Wednesday, April 21, 2010

But what does it all mean?

Hear those crickets chirping. I have neglected this blog a lot this past couple of months. At first it was because I was soooooooooo stinkin' tired. And in pain. But the past couple of weeks saw a reprieve from chemo because my numbers were so low and I was so hitting the wall with side effects. But I just was given another three weeks off completely. I don't even have to go in for Herceptin, because I got a three week dose this past Monday, along with my monthly Zometa. And that gives me THREE weeks. Wew.

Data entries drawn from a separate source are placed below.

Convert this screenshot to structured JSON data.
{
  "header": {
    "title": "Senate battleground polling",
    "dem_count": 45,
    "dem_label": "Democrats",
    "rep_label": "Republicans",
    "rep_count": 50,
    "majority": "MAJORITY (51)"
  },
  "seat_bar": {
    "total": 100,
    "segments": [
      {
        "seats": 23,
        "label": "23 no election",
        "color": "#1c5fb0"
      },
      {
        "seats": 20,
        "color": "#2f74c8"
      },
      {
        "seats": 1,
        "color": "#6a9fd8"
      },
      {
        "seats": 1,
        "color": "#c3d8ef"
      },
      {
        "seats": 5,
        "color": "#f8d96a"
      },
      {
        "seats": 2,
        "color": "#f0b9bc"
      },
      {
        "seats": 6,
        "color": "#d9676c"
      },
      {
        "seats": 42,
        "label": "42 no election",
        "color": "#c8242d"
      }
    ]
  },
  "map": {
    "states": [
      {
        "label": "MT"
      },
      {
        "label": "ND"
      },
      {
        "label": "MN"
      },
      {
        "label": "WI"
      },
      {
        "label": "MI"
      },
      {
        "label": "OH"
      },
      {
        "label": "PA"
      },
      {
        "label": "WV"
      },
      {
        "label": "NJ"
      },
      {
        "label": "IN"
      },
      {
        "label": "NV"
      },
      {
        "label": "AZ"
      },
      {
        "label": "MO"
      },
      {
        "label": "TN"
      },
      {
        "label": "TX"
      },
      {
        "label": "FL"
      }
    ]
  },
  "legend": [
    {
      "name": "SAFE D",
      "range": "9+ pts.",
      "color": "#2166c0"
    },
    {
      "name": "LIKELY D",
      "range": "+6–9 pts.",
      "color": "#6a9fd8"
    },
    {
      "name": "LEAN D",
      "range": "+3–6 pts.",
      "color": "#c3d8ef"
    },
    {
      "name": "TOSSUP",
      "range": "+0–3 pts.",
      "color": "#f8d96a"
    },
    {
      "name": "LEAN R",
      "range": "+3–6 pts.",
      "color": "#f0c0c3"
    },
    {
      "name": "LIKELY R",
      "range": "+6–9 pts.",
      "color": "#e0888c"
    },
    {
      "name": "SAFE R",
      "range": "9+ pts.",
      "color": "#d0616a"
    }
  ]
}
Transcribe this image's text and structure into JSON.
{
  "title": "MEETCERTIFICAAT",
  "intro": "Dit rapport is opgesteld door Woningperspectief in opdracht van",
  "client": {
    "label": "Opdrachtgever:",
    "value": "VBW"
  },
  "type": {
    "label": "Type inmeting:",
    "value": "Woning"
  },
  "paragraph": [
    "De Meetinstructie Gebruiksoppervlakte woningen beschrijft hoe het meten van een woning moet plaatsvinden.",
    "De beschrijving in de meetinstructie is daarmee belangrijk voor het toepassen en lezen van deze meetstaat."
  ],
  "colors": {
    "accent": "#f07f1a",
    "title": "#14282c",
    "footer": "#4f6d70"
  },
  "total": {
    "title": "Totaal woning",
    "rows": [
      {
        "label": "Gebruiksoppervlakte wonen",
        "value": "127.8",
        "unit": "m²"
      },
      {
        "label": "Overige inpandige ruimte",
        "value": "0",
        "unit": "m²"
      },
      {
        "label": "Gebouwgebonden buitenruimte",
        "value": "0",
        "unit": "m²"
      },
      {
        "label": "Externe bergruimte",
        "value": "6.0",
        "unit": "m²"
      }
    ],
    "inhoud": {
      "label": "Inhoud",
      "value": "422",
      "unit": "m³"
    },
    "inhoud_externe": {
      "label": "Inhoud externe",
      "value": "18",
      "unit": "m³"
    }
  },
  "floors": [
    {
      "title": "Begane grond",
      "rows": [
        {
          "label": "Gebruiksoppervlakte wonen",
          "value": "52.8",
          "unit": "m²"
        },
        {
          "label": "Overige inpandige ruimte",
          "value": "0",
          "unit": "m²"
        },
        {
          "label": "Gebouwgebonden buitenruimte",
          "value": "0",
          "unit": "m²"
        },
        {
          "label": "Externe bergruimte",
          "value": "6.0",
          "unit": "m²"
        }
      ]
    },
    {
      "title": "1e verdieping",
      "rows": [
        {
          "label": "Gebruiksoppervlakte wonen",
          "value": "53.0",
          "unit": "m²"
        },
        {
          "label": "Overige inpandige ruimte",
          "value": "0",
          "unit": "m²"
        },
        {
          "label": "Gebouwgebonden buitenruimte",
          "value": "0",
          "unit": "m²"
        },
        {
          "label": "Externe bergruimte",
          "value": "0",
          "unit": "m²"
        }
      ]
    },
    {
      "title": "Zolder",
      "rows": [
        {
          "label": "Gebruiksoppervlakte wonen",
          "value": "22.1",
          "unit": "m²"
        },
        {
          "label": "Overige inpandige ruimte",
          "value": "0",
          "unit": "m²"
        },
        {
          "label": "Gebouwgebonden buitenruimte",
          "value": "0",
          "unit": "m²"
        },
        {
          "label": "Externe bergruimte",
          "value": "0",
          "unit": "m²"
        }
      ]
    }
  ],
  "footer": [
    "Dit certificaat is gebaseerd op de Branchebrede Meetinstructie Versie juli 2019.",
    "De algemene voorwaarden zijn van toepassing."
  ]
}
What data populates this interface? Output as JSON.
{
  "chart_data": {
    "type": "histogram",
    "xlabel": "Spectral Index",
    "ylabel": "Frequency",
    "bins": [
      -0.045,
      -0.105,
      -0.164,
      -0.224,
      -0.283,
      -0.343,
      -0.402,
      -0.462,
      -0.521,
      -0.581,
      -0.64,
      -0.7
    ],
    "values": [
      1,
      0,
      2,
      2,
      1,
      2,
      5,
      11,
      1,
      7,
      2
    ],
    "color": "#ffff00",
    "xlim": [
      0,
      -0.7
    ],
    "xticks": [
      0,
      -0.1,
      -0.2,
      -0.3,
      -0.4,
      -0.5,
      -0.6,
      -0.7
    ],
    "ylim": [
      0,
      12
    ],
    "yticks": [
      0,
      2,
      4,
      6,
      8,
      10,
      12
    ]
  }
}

In the meantime, we are going to do a PET/CT scan to peek inside and see what is going on. Tumor markers can sometimes be misleading. My doc said she doesn't expect to find much (?) Not sure what she meant by that. But I will leave it at that and just wait and see.

One doctor describe my markers pattern as "the cancer appears to be inactive". Now some of you got very excited by this, I am too. But I thought I would clarify a few points. I am on a break because I was hitting a wall with side effects....and the numbers are so low...not normal, but low. The cancer being inactive doesn't mean it is gone, it just means it doesn't appear to be actively working. So I very well probably have dormant tumors in there still. This is still all incredible news, great spot, but just not "remission" or "all clear".

And that is just the way it is at this stage. Some of you say "When your done with all this...." uhm, there is no "done". I could have a miraculous spontaneous remission, and I am ALL for that.

As they told me up front, "We no longer see this as a deadly disease at this stage, but a chronic illness, like diabetes. You never really get "over" diabetes, but you can manage it. And sometimes that management goes better at certain times. However, the management, all the drugs, are still very very very tiring. I was about ready to walk away from it, because I was SO in pain and tired from the treatment itself. But luckily, I get a break and we get to regroup.

And that is the long and short of it right now. And I WILL take it.

If anyone still reads this blog, wow....thanks for sticking in there. I was really too tired, and in pain to really write. But ahhhhhhh, a second wind. Amen.

Jenna

1 comment:

Emily said...

A break is good, you sure can use it. Rest up and get stronger! I totally understand you never being done with chemo because that is exactly the same story with me, doc said we just need to hit the cancer with a mallet when it starts tearing it's ugly head. Management is the best we can hope for. I get the same questions, people can't seem to understand it and I use the diabetes analogy to help them get it.
I check this blog every day! Don't be sorry for not writing much, you write when you feel it, not to appease others.
My thoughts and prayers are with you, always.